Saturday 19 February 2011

A Plume of Gas and Public Interest

Deepwater Horizon oil spill:  24 May 2010, NASA image (photo from Wikimedia Commons, NASA Goddard Space Flight Center)

The Deepwater Horizon blowout left an oily taste in the mouths of a lot of environmental groups.  But the taste is worse when you add in the extent of hydrocarbon gas release.

A University of Georgia-led study co-authored by Florida State University oceanographer Ian MacDonald found that up to 500,000 tons of gaseous hydrocarbons were emitted into the deep ocean.  This generated concentrations of 75,000 times the norm and could result in zones of oxygen depletion as microbes degrade the gaseous hydrocarbons.

The amount of gas released by the blowout is critical for determining potential impacts on deep oceanic systems.  The depth of the blowout (nearly 1 mile) is significant because the hydrocarbon gases become trapped in the water column.

Then, microbes consume the gases which leads to low-oxygen waters.  And the timescale for replenishing oxygen is many decades.

It's difficult to separate oxygen depletion due to gas from that due to liquid hydrocarbons.  Therefore, documenting the total mass of discharged hydrocarbons is important for understanding the long-term implications for the Gulf's microbial communities and food chain.

The team calculated the gas discharge to be equivalent to 1.6 to 3.1 million barrels of oil.  This figure encompasses a lot of uncertainty, but even the lowest is a significant increase in total discharge.

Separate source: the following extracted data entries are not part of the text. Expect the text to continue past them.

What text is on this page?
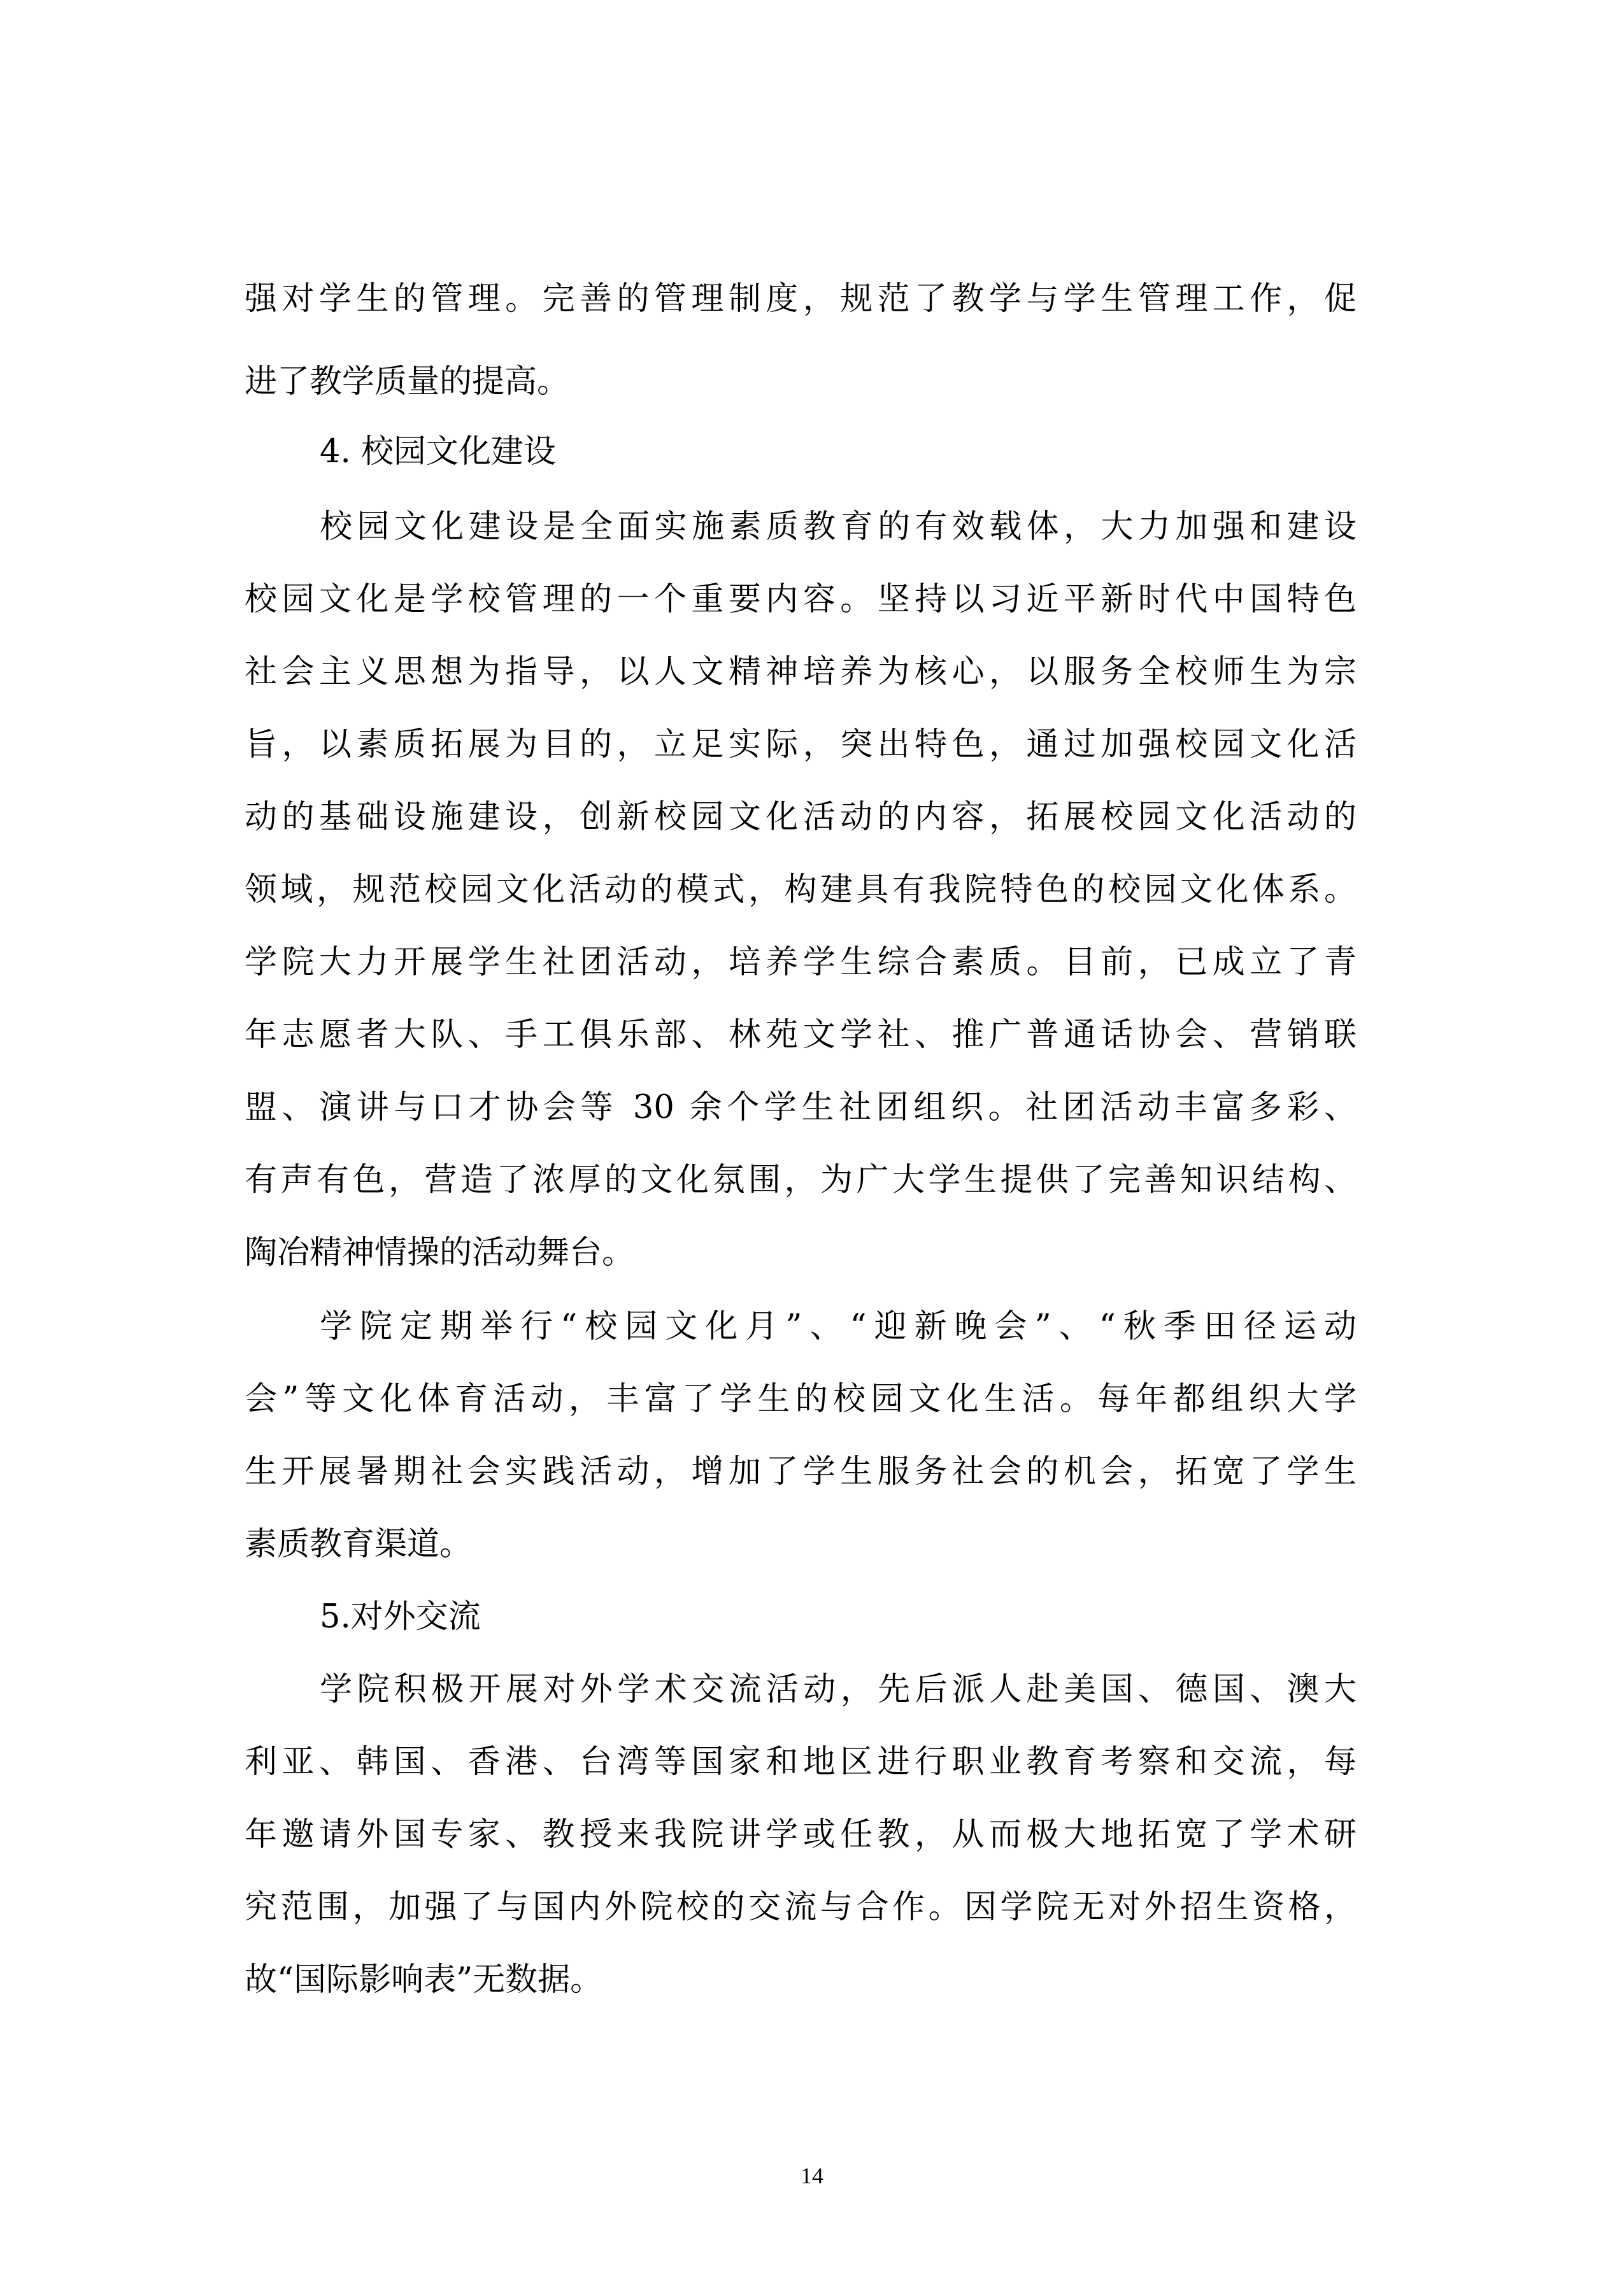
强对学生的管理。完善的管理制度，规范了教学与学生管理工作，促
进了教学质量的提高。
4. 校园文化建设
校园文化建设是全面实施素质教育的有效载体，大力加强和建设
校园文化是学校管理的一个重要内容。坚持以习近平新时代中国特色
社会主义思想为指导，以人文精神培养为核心，以服务全校师生为宗
旨，以素质拓展为目的，立足实际，突出特色，通过加强校园文化活
动的基础设施建设，创新校园文化活动的内容，拓展校园文化活动的
领域，规范校园文化活动的模式，构建具有我院特色的校园文化体系。
学院大力开展学生社团活动，培养学生综合素质。目前，已成立了青
年志愿者大队、手工俱乐部、林苑文学社、推广普通话协会、营销联
盟、演讲与口才协会等 30 余个学生社团组织。社团活动丰富多彩、
有声有色，营造了浓厚的文化氛围，为广大学生提供了完善知识结构、
陶冶精神情操的活动舞台。
学院定期举行“校园文化月”、“迎新晚会”、“秋季田径运动
会”等文化体育活动，丰富了学生的校园文化生活。每年都组织大学
生开展暑期社会实践活动，增加了学生服务社会的机会，拓宽了学生
素质教育渠道。
5.对外交流
学院积极开展对外学术交流活动，先后派人赴美国、德国、澳大
利亚、韩国、香港、台湾等国家和地区进行职业教育考察和交流，每
年邀请外国专家、教授来我院讲学或任教，从而极大地拓宽了学术研
究范围，加强了与国内外院校的交流与合作。因学院无对外招生资格，
故“国际影响表”无数据。
14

Where exactly has all of the gas gone?  Also difficult to say, as the shifting small-scale currents in the Gulf have probably dissipated the plumes and the associated low oxygen zones.  And it will take a long time for the microbes to consume all the gases released:  they need other nutrients which are in scarce supply, and once these nutrients are depleted, the microbes won't be able to grow.

The opportunities for multi-disciplinary modeling of fluid dynamics and microbiology and economic and social effects are endless.

It's been nearly a year since the blowout.  The plume of upset and urgency seems to have diffused quite a bit since then; with stories like this cropping up reasonably frequently but without nearly the publicity that they would have had nearer to the event.  It might be interesting to model public interest in a particular disastrous event (I'd hate to call it a "natural disaster") as a source plume.  Now that's a PhD thesis waiting to happen.